Pour comprendre quoi que ce soit à l'action, la lecture du livret qui accompagne le DVD est indispensable (et bien plus nécessaire ici que la lecture de Proust). Or, je n'aime guère, en général, qu'un spectacle ne se suffise pas à lui-même, et ne puisse être intelligible sans un support littéraire. Néanmoins, Roland Petit n'est pas n'importe qui, et on trouvera quand même de très belles choses dans ce ballet, formé de treize tableaux indépendants.
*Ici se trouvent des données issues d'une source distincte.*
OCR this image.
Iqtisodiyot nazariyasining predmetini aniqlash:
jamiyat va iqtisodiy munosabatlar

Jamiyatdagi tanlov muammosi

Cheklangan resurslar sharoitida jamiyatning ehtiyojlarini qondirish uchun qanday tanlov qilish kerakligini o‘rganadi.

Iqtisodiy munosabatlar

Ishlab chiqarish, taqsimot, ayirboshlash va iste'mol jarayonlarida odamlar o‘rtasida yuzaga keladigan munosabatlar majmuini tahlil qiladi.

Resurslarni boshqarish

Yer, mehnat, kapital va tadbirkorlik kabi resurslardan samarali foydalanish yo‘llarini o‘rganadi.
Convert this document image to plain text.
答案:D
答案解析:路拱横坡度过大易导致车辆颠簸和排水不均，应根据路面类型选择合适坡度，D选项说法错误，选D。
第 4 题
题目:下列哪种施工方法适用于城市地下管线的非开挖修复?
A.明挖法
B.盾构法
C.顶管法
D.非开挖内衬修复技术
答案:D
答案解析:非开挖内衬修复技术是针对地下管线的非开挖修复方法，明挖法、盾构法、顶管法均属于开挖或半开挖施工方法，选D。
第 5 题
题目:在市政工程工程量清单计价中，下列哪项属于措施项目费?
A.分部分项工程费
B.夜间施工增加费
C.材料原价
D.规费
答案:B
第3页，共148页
Les plus réussis, car les plus inventifs et convaincants, me semblent être les tableaux V (les jeunes filles en fleurs), VII (Albertine prisonnière), VIII (Charlus séduit par Morel) et X (le masochisme de Charlus), le reste étant nettement moins soutenu.

On ne peut citer tous les interprètes, qui apparaissent dans deux ou trois tableaux au plus. Néanmoins, le triomphateur de la soirée est très nettement Manuel Legris. S'il manque de puissance physique dans les grands ballets de Petipa, il montre toujours une expressivité sans pareille dans des chorégraphies plus modernes, et il compose ici un Charlus assez saisissant. Très convaincante aussi est Eleonora Abbagnato (Albertine), dont le personnage domine la fin du premier acte autant que Charlus le début du second.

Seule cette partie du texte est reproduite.